Yuliya Oleksandrivna Didenko (Юлія Олександрівна Діденко; born 8 May 1978) is a Ukrainian entrepreneur, politician and People's Deputy, having been elected to the Verkhovna Rada in 2019.

==Early life and career==
Didenko was born on 8 May 1978 in Donetsk. She graduated from the Faculty of Human Resource Management of Donetsk National University. Since 2009, she has been engaged in business activities in Odesa. In 2016, she became the founder and head of FIRMA-SOFIA LLC, which is engaged in the activities of hotels and similar means of temporary accommodation. She also worked as the financial director of the Hungarian company Tantal-Plus KFT, which was engaged in the sale of turkey meat, and the commercial director of the LLC "Advertising Agency "VMESTE".

== Political activity ==
Didenko ran successfully as a People's Deputy of Ukraine for President Volodymyr Zelenskyy's Servant of the People party in the 2019 Ukrainian parliamentary election, number 32 on the party list.

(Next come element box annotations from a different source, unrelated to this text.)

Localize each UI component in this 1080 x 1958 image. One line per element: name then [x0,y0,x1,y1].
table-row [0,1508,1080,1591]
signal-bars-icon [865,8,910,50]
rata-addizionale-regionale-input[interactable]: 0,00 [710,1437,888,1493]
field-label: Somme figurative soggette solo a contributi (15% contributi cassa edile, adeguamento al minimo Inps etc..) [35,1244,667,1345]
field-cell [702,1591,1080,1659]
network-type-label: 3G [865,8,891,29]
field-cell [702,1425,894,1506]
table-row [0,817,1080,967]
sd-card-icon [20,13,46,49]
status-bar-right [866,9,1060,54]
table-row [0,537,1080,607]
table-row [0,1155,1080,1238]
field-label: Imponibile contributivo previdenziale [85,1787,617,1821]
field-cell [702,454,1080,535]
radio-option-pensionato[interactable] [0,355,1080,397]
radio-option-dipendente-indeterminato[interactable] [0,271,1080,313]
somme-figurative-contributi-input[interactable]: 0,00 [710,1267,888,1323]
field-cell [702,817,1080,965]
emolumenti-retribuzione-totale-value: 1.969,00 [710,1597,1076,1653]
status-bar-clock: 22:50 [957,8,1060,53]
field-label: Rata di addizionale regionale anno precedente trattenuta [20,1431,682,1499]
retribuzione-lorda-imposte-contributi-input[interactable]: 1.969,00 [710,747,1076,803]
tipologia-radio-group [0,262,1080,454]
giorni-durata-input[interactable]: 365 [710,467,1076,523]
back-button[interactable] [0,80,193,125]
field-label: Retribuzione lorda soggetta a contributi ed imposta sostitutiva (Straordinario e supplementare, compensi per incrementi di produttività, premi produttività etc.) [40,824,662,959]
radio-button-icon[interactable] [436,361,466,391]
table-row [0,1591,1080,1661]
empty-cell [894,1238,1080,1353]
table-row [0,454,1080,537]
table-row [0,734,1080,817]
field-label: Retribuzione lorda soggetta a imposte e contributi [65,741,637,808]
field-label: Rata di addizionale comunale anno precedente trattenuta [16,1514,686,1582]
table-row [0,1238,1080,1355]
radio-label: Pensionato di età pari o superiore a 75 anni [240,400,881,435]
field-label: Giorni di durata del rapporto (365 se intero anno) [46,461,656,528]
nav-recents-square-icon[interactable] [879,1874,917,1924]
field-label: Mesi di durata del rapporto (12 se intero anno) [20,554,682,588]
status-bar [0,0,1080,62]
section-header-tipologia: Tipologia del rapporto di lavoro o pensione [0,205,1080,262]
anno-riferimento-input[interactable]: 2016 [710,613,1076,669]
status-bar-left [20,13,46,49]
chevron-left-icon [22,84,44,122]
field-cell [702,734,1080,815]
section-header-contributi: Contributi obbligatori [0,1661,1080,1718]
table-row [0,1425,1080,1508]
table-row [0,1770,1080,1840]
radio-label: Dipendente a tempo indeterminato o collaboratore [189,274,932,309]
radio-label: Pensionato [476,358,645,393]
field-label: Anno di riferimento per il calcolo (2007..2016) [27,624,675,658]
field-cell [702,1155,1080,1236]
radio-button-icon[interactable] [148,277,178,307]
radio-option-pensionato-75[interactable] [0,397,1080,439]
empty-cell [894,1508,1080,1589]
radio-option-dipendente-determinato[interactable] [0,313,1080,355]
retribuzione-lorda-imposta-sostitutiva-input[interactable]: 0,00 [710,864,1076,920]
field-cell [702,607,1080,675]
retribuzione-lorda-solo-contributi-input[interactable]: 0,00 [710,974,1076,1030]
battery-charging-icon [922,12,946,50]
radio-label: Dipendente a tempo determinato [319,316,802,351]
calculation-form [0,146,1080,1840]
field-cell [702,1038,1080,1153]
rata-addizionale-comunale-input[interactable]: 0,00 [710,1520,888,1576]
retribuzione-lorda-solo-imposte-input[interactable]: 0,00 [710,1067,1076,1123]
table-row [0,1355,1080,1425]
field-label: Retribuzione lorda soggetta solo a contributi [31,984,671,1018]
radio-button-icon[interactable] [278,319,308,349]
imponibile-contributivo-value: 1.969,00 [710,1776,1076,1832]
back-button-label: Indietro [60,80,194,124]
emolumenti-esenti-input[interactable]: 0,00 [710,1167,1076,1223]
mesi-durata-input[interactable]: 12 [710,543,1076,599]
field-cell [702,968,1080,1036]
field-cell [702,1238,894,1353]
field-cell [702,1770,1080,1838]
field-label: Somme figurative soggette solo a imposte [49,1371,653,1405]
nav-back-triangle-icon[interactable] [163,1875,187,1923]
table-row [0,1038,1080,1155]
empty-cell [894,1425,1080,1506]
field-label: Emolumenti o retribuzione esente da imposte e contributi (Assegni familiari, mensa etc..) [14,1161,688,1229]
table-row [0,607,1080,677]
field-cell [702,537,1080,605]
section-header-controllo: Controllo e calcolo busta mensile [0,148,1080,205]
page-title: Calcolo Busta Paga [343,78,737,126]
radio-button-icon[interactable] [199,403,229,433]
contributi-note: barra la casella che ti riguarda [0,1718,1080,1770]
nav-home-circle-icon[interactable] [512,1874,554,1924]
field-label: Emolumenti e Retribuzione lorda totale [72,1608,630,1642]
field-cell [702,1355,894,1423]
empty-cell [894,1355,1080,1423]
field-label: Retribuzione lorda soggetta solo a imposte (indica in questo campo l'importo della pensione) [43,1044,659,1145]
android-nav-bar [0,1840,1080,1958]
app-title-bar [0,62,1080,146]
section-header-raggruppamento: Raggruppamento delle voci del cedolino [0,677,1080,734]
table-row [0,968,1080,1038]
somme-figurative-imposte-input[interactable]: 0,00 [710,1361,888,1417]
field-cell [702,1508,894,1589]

Didenko is a member of the Verkhovna Rada's Committee on Finance, Tax and Customs Policy, and head of the subcommittee on personal income taxation, the single social contribution for mandatory state social insurance and other payroll charges. In October 2019, she was suspected of receiving 30,000 dollars for not supporting the draft law on the elimination of corruption schemes during the evaluation of real estate objects in the committee. Didenko voted for draft resolution 0901-P, which does not provide for the existence of Russian-speaking schools.

==Personal life==
Didenko is married to Hryhoriy Didenko, chairman of the Odesa Oblast Council, and they have two daughters.